Com a entrada de Kaden Groves, Jakub Mareczko passou a ser o 3º sprinter da equipa, o italiano nunca foi consistente e nunca correspondeu às expectativas, portanto está de saída e deu lugar à nova geração (Kielich/Uhlig), um passo natural. Depois de subir o nível em 2022, havia muitas expectativas sobre Stefano Oldani, só que o italiano sai da equipa depois de um 2023 sem qualquer pódio e onde só apareceu a espaços no Giro. Podemos dizer o mesmo do promissor Robert Stannard, incrível sub 23 em 2018, que finalmente surgiu a bom nível em 2022 e que, tal como Oldani, termina a época sem pódios.

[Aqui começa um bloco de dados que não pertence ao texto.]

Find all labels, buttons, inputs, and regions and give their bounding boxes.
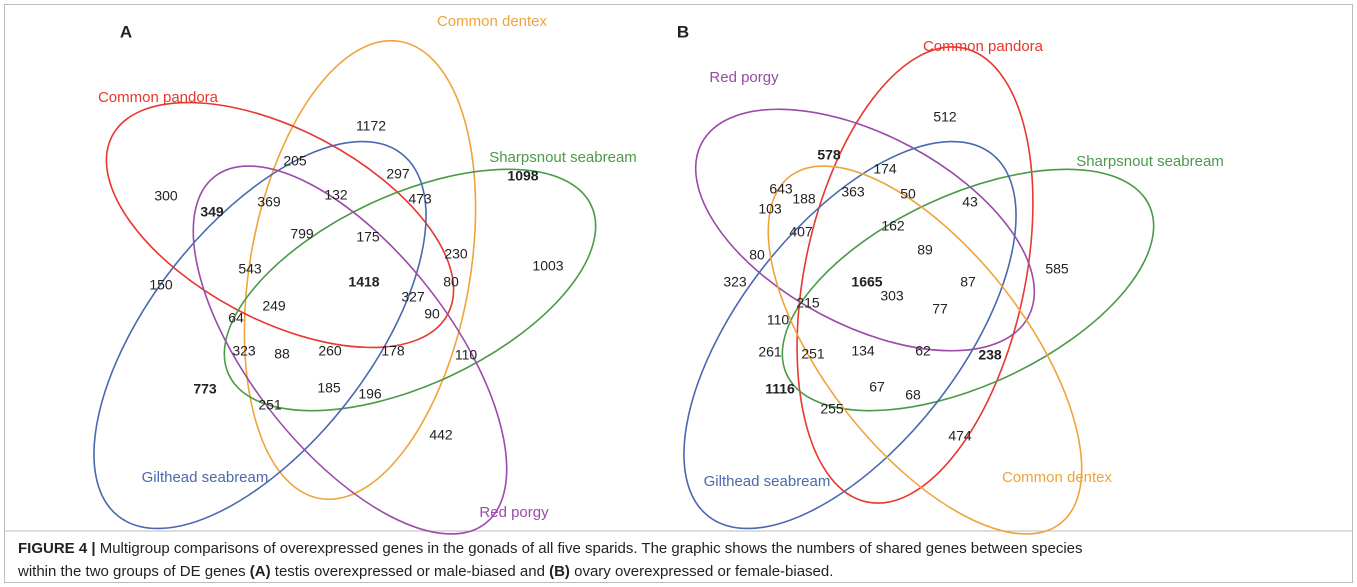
region-count: 132 <box>324 187 348 203</box>
set-outline <box>694 108 1036 352</box>
caption-text: (A) <box>249 563 271 580</box>
region-count: 205 <box>283 153 307 169</box>
set-outline <box>767 165 1083 535</box>
region-count: 251 <box>801 346 825 362</box>
region-count: 43 <box>962 194 978 210</box>
set-label: Red porgy <box>709 69 779 86</box>
region-count: 349 <box>200 204 224 220</box>
region-count: 1116 <box>765 381 795 397</box>
set-outline <box>243 39 477 501</box>
region-count: 62 <box>915 343 931 359</box>
caption-text: (B) <box>549 563 570 580</box>
panel-label: A <box>120 22 132 41</box>
region-count: 442 <box>429 427 453 443</box>
region-count: 134 <box>851 343 875 359</box>
region-count: 303 <box>880 288 904 304</box>
region-count: 407 <box>789 224 813 240</box>
region-count: 150 <box>149 277 173 293</box>
region-count: 110 <box>767 312 790 328</box>
region-count: 185 <box>317 380 341 396</box>
region-count: 474 <box>948 428 972 444</box>
region-count: 87 <box>960 274 976 290</box>
set-outline <box>93 140 427 530</box>
region-count: 64 <box>228 310 244 326</box>
region-count: 260 <box>318 343 342 359</box>
venn-panel: A Common dentex Common pandora Sharpsnout s… <box>93 13 637 535</box>
set-label: Sharpsnout seabream <box>489 149 637 166</box>
region-count: 89 <box>917 242 933 258</box>
set-label: Gilthead seabream <box>142 469 269 486</box>
region-count: 110 <box>455 347 478 363</box>
region-count: 50 <box>900 186 916 202</box>
region-count: 80 <box>443 274 459 290</box>
region-count: 297 <box>386 166 410 182</box>
set-label: Common dentex <box>437 13 548 30</box>
region-count: 255 <box>820 401 844 417</box>
region-count: 1098 <box>507 168 538 184</box>
caption-text: within the two groups of DE genes <box>18 563 250 580</box>
caption-line: within the two groups of DE genes (A) te… <box>18 563 833 580</box>
region-count: 261 <box>758 344 782 360</box>
region-count: 249 <box>262 298 286 314</box>
set-label: Common pandora <box>923 38 1044 55</box>
region-count: 178 <box>381 343 405 359</box>
caption-text: testis overexpressed or male-biased and <box>270 563 550 580</box>
region-count: 215 <box>796 295 820 311</box>
set-label: Sharpsnout seabream <box>1076 153 1224 170</box>
set-label: Red porgy <box>479 504 549 521</box>
set-outline <box>192 165 508 535</box>
region-count: 80 <box>749 247 765 263</box>
set-outline <box>796 46 1034 504</box>
caption-text: ovary overexpressed or female-biased. <box>569 563 834 580</box>
region-count: 543 <box>238 261 262 277</box>
set-label: Common dentex <box>1002 469 1113 486</box>
venn-panel: B Common pandora Red porgy Sharpsnout seabr… <box>677 22 1224 535</box>
region-count: 363 <box>841 184 865 200</box>
region-count: 175 <box>356 229 380 245</box>
caption-text: FIGURE 4 | <box>18 540 96 557</box>
region-count: 162 <box>881 218 905 234</box>
region-count: 578 <box>817 147 841 163</box>
region-count: 67 <box>869 379 885 395</box>
region-count: 323 <box>723 274 747 290</box>
region-count: 799 <box>290 226 314 242</box>
region-count: 88 <box>274 346 290 362</box>
region-count: 103 <box>758 201 782 217</box>
region-count: 230 <box>444 246 468 262</box>
region-count: 585 <box>1045 261 1069 277</box>
region-count: 188 <box>792 191 816 207</box>
region-count: 1418 <box>348 274 379 290</box>
set-outline <box>223 168 597 412</box>
region-count: 196 <box>358 386 382 402</box>
region-count: 1665 <box>851 274 882 290</box>
set-outline <box>781 168 1155 412</box>
region-count: 643 <box>769 181 793 197</box>
region-count: 473 <box>408 191 432 207</box>
region-count: 369 <box>257 194 281 210</box>
set-label: Gilthead seabream <box>704 473 831 490</box>
region-count: 68 <box>905 387 921 403</box>
region-count: 1003 <box>532 258 563 274</box>
region-count: 327 <box>401 289 425 305</box>
region-count: 77 <box>932 301 948 317</box>
panel-label: B <box>677 22 689 41</box>
region-count: 238 <box>978 347 1002 363</box>
caption-line: FIGURE 4 | Multigroup comparisons of ove… <box>18 540 1083 557</box>
figure-frame <box>4 4 1353 583</box>
caption-text: Multigroup comparisons of overexpressed … <box>95 540 1083 557</box>
region-count: 323 <box>232 343 256 359</box>
set-outline <box>683 140 1017 530</box>
region-count: 512 <box>933 109 957 125</box>
region-count: 773 <box>193 381 217 397</box>
region-count: 1172 <box>356 118 386 134</box>
region-count: 251 <box>258 397 282 413</box>
region-count: 300 <box>154 188 178 204</box>
set-label: Common pandora <box>98 89 219 106</box>
region-count: 90 <box>424 306 440 322</box>
region-count: 174 <box>873 161 897 177</box>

Esta equipa é um antro de oportunidades, qualquer trepador que consiga subir o nível não tem os caminhos tapados, infelizmente Nicola Conci não tem conseguido fazer isso e chances não lhe faltam, o mesmo se aplicando a Xandro Meurisse, que teve talvez a pior época nos últimos 8 anos.
O mercado
Ao contrário da temporada passada, creio que desta vez a Alpecin-Deceuninck sai mais enfraquecida deste mercado, perderam alguns ciclistas importantes e entraram jovens que ainda têm muito a provar.

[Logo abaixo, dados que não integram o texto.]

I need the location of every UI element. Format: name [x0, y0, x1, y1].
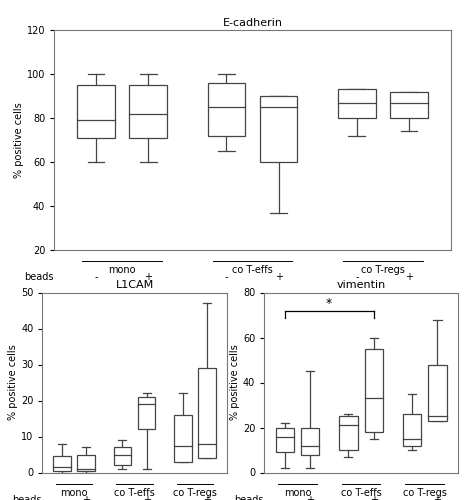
Text: +: + [203, 495, 211, 500]
Text: mono: mono [284, 488, 311, 498]
Bar [138, 397, 155, 430]
Bar [77, 85, 115, 138]
Bar [260, 96, 297, 162]
Text: -: - [60, 495, 64, 500]
Text: +: + [275, 272, 283, 282]
Title: vimentin: vimentin [337, 280, 386, 290]
Bar [301, 428, 320, 454]
Text: +: + [405, 272, 413, 282]
Text: +: + [143, 495, 151, 500]
Text: -: - [121, 495, 124, 500]
Title: L1CAM: L1CAM [115, 280, 154, 290]
Text: *: * [326, 296, 332, 310]
Bar [276, 428, 294, 452]
Text: +: + [370, 495, 378, 500]
Bar [428, 364, 447, 421]
Bar [390, 92, 428, 118]
Bar [174, 415, 192, 462]
Text: -: - [346, 495, 350, 500]
Bar [403, 414, 421, 446]
Bar [114, 448, 131, 466]
Text: -: - [355, 272, 359, 282]
Text: mono: mono [109, 265, 136, 275]
Text: -: - [283, 495, 287, 500]
Bar [339, 416, 357, 450]
Y-axis label: % positive cells: % positive cells [8, 344, 18, 420]
Text: co T-regs: co T-regs [403, 488, 447, 498]
Text: -: - [181, 495, 185, 500]
Text: co T-regs: co T-regs [173, 488, 217, 498]
Bar [53, 456, 71, 470]
Text: +: + [144, 272, 152, 282]
Text: +: + [306, 495, 314, 500]
Text: co T-effs: co T-effs [341, 488, 381, 498]
Text: -: - [94, 272, 98, 282]
Text: mono: mono [60, 488, 88, 498]
Text: co T-regs: co T-regs [361, 265, 405, 275]
Text: beads: beads [12, 495, 42, 500]
Text: +: + [82, 495, 90, 500]
Y-axis label: % positive cells: % positive cells [230, 344, 240, 420]
Bar [198, 368, 216, 458]
Bar [129, 85, 167, 138]
Text: +: + [433, 495, 441, 500]
Bar [365, 349, 383, 432]
Text: -: - [410, 495, 414, 500]
Bar [338, 90, 376, 118]
Text: beads: beads [25, 272, 54, 282]
Text: co T-effs: co T-effs [232, 265, 273, 275]
Text: beads: beads [235, 495, 264, 500]
Title: E-cadherin: E-cadherin [222, 18, 283, 28]
Y-axis label: % positive cells: % positive cells [14, 102, 24, 178]
Text: co T-effs: co T-effs [114, 488, 155, 498]
Text: -: - [225, 272, 228, 282]
Bar [208, 83, 245, 136]
Bar [77, 454, 95, 470]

Saem corredores como Jakub Mareczko, Robert Stannard e Stefano Oldani, que ao longo da sua estadia na formação belga não obtiveram os resultados desejados, no entanto também se transferem Dries de Bondt (importante nas clássicas), Alexander Krieger (excelente lançador) ou Kristian Sbaragli (bastante útil nas clássicas das Ardenas). Lionel Taminiaux também era um ciclista com alguma influência interna, bom sprinter, bom lançador.

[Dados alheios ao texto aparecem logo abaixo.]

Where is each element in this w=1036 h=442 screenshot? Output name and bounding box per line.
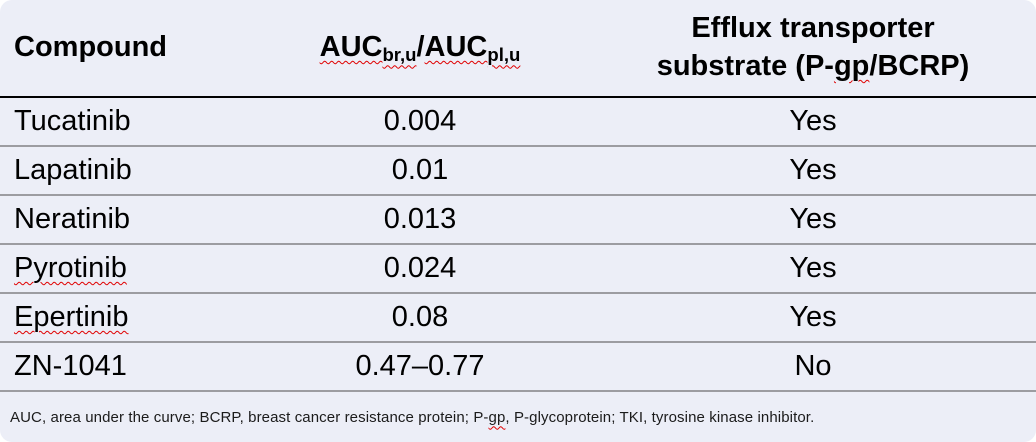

Se perdem algumas certezas, entram muitas incógnitas. Veremos se esta é a estrutura certa para o campeão do Mundo sub-23, Axel Laurence mostrar o que vale, o mesmo se aplica a Stan van Tricht, super talento que não conseguiu demonstrar todo o seu potencial na Quick-Step. Timo Kielich foi brilhante a espaços em 2023 e tentará fazer as vezes de Mareczko, Boven e Hollmann são roladores, Uhlig é outro jovem sprinter e Vergallito o vencedor do Zwift Academy, um homem para a montanha, já com 26 anos.
O que esperar em 2024?
Julgo que com este mercado ficam um pouco enfraquecidos a curto prazo, não no que toca à liderança, Philipsen e Van der Poel devem continuar a dar garantias e muitos e grandes triunfos. O calendário dos líderes para 2024 deverá ser igual ao de 2023, não há grandes motivos para mudar, as principais clássicas para Philipsen (muito cuidado com o belga, no Paris-Roubaix provou que consegue fazer estragos) e Van der Poel, algumas clássicas mais secundárias e eventualmente o Giro e a Vuelta para Kaden Groves, a menos que possa despontar algum sprinter como Kielich, por exemplo. Para Groves ter garantida a liderança numa Grande Volta já não é mau.
A saída de Krieger e até Taminiaux enfraquece um pouco os comboios, mas ainda há Rickaert, Planckaert, Plowright, Janssens, Vermeesch ou Sinkeldam. Vai obrigar a alguma reformulação, ainda há matéria prima para trabalhar. Para apoiar Mathieu van der Poel nas clássicas ainda têm Kragh Andersen, Vermeesch, Dillier, Rickaert e até o próprio Van Tricht, acho um bloco sólido, mesmo sem Dries de Bondt. Creio que Mathieu van der Poel tem a plena noção de que é muito complicado repetir um ano em que ganha 2 Monumentos e é campeão do Mundo, o Tour des Flandres será novamente um grande objectivo.